Владимир Соллогуб - Тарантас (Путевые впечатления)
Служба, братец, — лестница. По этой лестнице ползают и шагают, карабкаются и прыгают люди зеленого цвета, то толкая друг друга, то срываясь от неосторожности, то зацепясь за фалды надежного эквилибриста; немногие идут твердо и без помощи. Немногие думают об общей пользе, но каждый думает о своей. Каждый помышляет, как бы схватить крестик, чтоб поважничать перед собратьями, да как бы набить карман потуже. Не думай, впрочем, чтоб петербургские чиновники брали взятки. Сохрани бог! Не смешивай петербургских чиновников с губернскими. Взятки, братец, дело подлое, опасное и притом не совсем прибыльное. Но мало ли есть проселочных дорог к той же цели. Займы, аферы, акции, облигации, спекуляции... Этим способом при некотором служебном влиянии, при удачной сметливости в делах состояния точно так же наживаются. Честь спасена, а деньги в кармане.
— Что же дальше?
— Обманувшись в моем честолюбии, я решился блеснуть в свете. Но и в свете со мной было то же. Я думал, что я богат, а вышло, что я беден. Я думал, что я всех удивлю своим экипажем, своим родом жизни, а вышло, что все мое достояние было почти нищенское в сравнении с другими. Я принужден был, по глупому самолюбию, подражать чужой роскоши, а вовсе не соображаться с моими средствами. Это общий петербургский порок. Жизнь в Петербурге как фейерверк. Много блеска, много дыма, а потом ничего. Каждый лезет в петлю, чтоб перещеголять соседа перед людьми; все тянутся один за другим: сословия за сословиями, бедные за богатыми.
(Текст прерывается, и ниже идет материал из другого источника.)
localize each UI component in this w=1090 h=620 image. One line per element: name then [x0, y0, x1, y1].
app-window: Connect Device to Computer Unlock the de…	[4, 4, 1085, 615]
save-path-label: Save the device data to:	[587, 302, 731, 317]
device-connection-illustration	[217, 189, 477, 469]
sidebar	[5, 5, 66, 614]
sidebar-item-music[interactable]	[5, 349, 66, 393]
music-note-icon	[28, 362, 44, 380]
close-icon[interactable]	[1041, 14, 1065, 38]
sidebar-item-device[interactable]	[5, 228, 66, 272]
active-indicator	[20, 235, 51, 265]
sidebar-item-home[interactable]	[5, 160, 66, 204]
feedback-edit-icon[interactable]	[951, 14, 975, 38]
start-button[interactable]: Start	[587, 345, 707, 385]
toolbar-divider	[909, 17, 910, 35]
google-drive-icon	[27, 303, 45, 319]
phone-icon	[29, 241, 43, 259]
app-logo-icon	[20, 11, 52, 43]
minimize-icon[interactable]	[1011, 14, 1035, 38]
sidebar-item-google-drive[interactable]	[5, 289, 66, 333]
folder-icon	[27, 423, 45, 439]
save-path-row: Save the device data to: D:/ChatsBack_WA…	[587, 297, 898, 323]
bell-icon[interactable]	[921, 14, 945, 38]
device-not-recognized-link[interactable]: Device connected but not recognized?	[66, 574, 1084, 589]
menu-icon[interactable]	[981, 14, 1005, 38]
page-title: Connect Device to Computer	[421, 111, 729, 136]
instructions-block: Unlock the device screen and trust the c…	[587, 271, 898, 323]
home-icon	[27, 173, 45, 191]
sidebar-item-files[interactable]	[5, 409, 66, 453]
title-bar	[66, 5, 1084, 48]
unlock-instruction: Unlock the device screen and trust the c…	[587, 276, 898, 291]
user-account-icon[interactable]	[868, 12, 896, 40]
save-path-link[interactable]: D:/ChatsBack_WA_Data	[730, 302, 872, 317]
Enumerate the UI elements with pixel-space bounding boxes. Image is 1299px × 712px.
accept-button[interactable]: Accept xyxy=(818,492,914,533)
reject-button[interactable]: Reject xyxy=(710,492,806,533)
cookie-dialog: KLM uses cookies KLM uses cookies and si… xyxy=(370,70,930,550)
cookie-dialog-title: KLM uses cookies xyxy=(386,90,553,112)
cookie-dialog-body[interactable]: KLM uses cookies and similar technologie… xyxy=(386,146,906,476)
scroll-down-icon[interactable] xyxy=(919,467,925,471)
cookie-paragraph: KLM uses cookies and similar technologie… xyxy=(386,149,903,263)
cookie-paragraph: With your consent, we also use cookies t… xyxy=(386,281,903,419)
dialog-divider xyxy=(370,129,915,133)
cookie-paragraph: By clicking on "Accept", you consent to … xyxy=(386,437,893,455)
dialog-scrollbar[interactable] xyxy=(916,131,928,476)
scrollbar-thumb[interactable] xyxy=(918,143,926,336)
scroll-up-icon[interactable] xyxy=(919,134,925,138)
Кто небогат, тот придает себе наружность богатства и тем разоряется вконец; кто богат, тот уж пускается в такую роскошь, строит такие дворцы, что поневоле разоряется тоже. В самом деле, кажется, что наши дворяне ищут нищеты. У нас дворянская роскошь придумала множество таких требований, которые сделались необходимыми, как хлеб и вода; например, толпу слуг, лакеев в ливреях, толстого дворецкого, буфетчиков и прочей сволочи от двадцати до сорока человек, большие квартиры с гостиными, столовыми, кабинетами, экипажи в четыре лошади, ложи, наряды, карты, словом, можно сказать что в Петербурге роскошь составляет первую жизненную потребность. Там сперва думают о ненужном, а уж потом о необходимом. Зато и каждый день дворянские имения продаются с молотка. А если б ты знал, какие страсти возбуждаются от несоразмерности состояния с издержками, какие от того ужасные сцены разыгрываются каждый день в семействах, какие гибельные бывают от того последствия, сколько людей потеряли от безумного угара и спокойствия своей совести и собственное уважение и помрачили честь свою навсегда! Столичная жизнь, как поток, все уносит, все увлекает с собой, не дав и опомниться. Но мы уж так созданы. Прежде всего мы ищем рассеяния и удовольствия, и нет у нас, братец, ни твердых правил, ни высокой цели в жизни. Во-первых, мы дурно воспитаны; во-вторых, мы слабы перед искушением, и хотя мы видим перед собой страшные примеры, но сами не исправляемся. Тут есть о чем призадуматься.. — Да впрочем, ты сам русский дворянин, следовательно, не рассказывать же мне тебе, как люди проматываются.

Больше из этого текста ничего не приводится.